Lisbela e o Prisioneiro
por
Júlia Marina
julia@areaweb.com.br
25/08/2003
Após ficar anos em cartaz,
a peça teatral "Lisbela e o Prisioneiro", texto do pernambucano
Osman Lins, é levada agora às telas de cinema, com praticamente
o mesmo elenco, trocando-se o papel de alguns atores. Guel Arraes, parte
essencial do núcleo mais criativo da TV Globo ("Os Normais", "A
Grande Família", "Casseta e Planeta", entre outros) e de produções
televisivas adaptadas para o cinema ("O Auto da Compadecida" e "Caramuru")
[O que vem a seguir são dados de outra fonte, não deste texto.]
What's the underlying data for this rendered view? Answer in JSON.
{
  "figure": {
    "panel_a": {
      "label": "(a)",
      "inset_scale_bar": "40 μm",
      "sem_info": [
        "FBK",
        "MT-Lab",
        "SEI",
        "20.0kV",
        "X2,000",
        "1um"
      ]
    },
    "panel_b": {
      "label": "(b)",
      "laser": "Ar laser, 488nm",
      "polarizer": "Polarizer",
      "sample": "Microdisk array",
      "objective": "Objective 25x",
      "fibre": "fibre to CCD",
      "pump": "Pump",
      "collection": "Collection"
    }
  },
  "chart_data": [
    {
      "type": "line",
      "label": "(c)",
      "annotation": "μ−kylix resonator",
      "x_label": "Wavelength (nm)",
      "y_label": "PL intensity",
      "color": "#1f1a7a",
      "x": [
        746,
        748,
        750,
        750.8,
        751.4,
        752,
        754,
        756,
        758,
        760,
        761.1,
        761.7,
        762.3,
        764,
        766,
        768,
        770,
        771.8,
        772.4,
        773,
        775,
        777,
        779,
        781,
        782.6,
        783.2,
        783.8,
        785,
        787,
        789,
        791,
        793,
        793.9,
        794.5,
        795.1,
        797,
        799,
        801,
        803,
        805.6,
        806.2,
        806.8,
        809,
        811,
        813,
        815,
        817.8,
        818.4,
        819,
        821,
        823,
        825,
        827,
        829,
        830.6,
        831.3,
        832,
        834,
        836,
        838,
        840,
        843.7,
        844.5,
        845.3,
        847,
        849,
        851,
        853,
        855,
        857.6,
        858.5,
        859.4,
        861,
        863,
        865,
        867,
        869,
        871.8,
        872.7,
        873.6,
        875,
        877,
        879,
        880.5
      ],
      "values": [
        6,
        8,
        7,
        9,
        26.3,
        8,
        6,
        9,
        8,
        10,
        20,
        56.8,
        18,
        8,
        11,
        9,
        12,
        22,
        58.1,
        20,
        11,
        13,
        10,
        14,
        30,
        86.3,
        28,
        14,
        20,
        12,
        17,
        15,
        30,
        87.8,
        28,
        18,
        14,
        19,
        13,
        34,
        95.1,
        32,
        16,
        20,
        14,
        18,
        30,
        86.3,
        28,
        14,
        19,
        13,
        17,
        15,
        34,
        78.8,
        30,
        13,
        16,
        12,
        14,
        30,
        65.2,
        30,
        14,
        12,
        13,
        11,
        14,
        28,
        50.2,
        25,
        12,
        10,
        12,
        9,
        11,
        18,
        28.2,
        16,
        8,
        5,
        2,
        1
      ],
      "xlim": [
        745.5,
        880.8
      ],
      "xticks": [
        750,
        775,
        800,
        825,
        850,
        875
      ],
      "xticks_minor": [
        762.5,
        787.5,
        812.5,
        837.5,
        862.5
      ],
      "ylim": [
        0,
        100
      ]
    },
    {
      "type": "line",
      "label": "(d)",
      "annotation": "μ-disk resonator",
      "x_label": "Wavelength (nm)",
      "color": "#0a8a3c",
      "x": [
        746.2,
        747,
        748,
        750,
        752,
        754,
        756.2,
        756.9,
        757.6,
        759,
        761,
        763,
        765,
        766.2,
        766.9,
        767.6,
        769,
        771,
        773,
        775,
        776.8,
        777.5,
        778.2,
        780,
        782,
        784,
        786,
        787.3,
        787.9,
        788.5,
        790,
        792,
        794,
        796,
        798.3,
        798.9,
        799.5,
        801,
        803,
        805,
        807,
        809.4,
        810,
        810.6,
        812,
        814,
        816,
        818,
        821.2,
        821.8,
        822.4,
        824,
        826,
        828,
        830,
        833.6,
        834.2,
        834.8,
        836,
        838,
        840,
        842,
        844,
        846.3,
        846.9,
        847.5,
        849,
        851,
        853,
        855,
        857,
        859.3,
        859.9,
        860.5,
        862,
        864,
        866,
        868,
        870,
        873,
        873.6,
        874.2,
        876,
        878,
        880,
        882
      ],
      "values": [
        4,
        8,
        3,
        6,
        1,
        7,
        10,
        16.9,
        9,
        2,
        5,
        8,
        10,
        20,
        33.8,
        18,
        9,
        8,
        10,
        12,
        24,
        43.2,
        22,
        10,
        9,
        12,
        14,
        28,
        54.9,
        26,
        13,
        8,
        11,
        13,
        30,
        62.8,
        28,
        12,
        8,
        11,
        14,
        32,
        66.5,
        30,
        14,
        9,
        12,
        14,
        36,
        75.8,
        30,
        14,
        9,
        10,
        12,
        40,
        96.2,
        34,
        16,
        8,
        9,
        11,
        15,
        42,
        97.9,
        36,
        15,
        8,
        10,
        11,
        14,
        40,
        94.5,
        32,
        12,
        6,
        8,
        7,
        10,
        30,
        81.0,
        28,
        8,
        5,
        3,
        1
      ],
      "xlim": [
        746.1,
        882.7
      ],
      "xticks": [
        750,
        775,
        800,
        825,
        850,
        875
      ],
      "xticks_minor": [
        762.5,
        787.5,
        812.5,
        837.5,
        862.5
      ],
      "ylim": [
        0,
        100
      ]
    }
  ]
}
dirige agora esta fábula nordestina, que estréia corajosamente
em mais de 200 salas do país - "Cidade
de Deus", que ultrapassou os três milhões de espectadores,
foi lançado em apenas 80 salas.
Trata-se de uma comédia romântica,
com todos os clichês que o gênero pede. Aliás, é
exatamente aí que o filme se apóia, sendo uma sátira
bem humorada dos casos de amor no cinema. Desta vez, Arraes se introduz
ao mundo suburbano do Nordeste, com personagens típicos do interior
do país. E como dizem por aí, o que faz a história
é a maneira como ela é contada. E "Lisbela e o Prisioneiro"
vai fundo no superficial, e espreme o que há de melhor em um tema
tão corriqueiro.
Lisbela (Debora Falabella), filha
do delegado da cidade, o bravo Tenente Guedes (André Matos), se
apaixona por Leléu (Selton Mello), um tipo de artista mambembe,
que além dos espetáculos que realiza e das poções
milagrosas que vende, passa o tempo conquistando mulheres casadas da região.
Acontece que Lisbela está prestes a se casar com um playboy metido
a carioca (vai ser difícil não dar umas boas risadas com
essa figura, interpretada por Bruno Garcia), que fará de tudo para
acabar com a raça de Leléu. E não é só
ele que está a caça do mulherengo. O terrível matador
Frederico Evandro (Marco Nanini) não se conformará em ver
sua mulher (Virgínia Cavendish) nos braços de outro, e promete
morte ao rapaz. Selton Mello, por sinal, confirma seu talento, em um personagem
brincallhão, irônico e despojado, que ainda consegue ser,
ao mesmo tempo, profundo e poético.
O roteiro leva a assinatura de Arraes,
junto com o talento do cineasta Jorge Furtado ("O
Homem que Copiava") e do ator Pedro Cardoso. Foi concluído enquanto
a peça ainda estava em cartaz e após a sua exibição
como especial na TV. O ritmo frenético, inundado em cortes, segue
a tendência do diretor, acostumado com o sistema televisivo, em que
é preciso, ao máximo, prender a atenção. Mas
é a vivacidade nordestina, o colorido da roupagem e o cantando da
fala pernambucana, aliados às excelentes interpretações,
ora cômicas, ora trágicas, e à adequada trilha sonora,
que nos amarram a esta trama genuinamente brasileira.
Sem contar a criatividade usada para
mostrar o encanto de Lisbela pela sétima arte, onde encontra refúgio
para o seu desamor, mesclando o sonho cinematográfico dos clássicos
hollywoodianos, à vida real da mocinha. Enquanto assiste aos capítulos
de seus clássicos prediletos, ao mesmo tempo ela narra e antecipa
os acontecimentos de sua vida, havendo uma curiosa interação.
Este intercâmbio entre a tela de cinema e a vida do espectador também
encerra o filme, que ainda possui finais alternativos.
A trilha de João Falcão
e do músico André Moraes não poderia ser melhor, em
sincronia com o tema e seus personagens. Inclui Caetano Veloso, Elza Soares,
Los Hermanos e Trio Forrozão, ainda dando espaço para a belíssima
parceria de Zé Ramalho com o rock pesado do Sepultura na canção
"A Dança das Borboletas", tema do matador.
"Lisbela e o Prisioneiro" marca, segundo
Arraes, o início do "CPB" (Cinema Popular Brasileiro), que ele diz
se tratar de um novo ciclo dentro da história do cinema nacional.
Assim como em "O Homem que Copiava" de Jorge Furtado, temos as melhores
possibilidades dentro de um tema de simples. A proposta é de um
cinema nacional mais eclético e criativo, com suas ousadias narrativas
e estéticas, que divirta e atinja um grande público, sem
perder a qualidade e as características culturais de nosso país.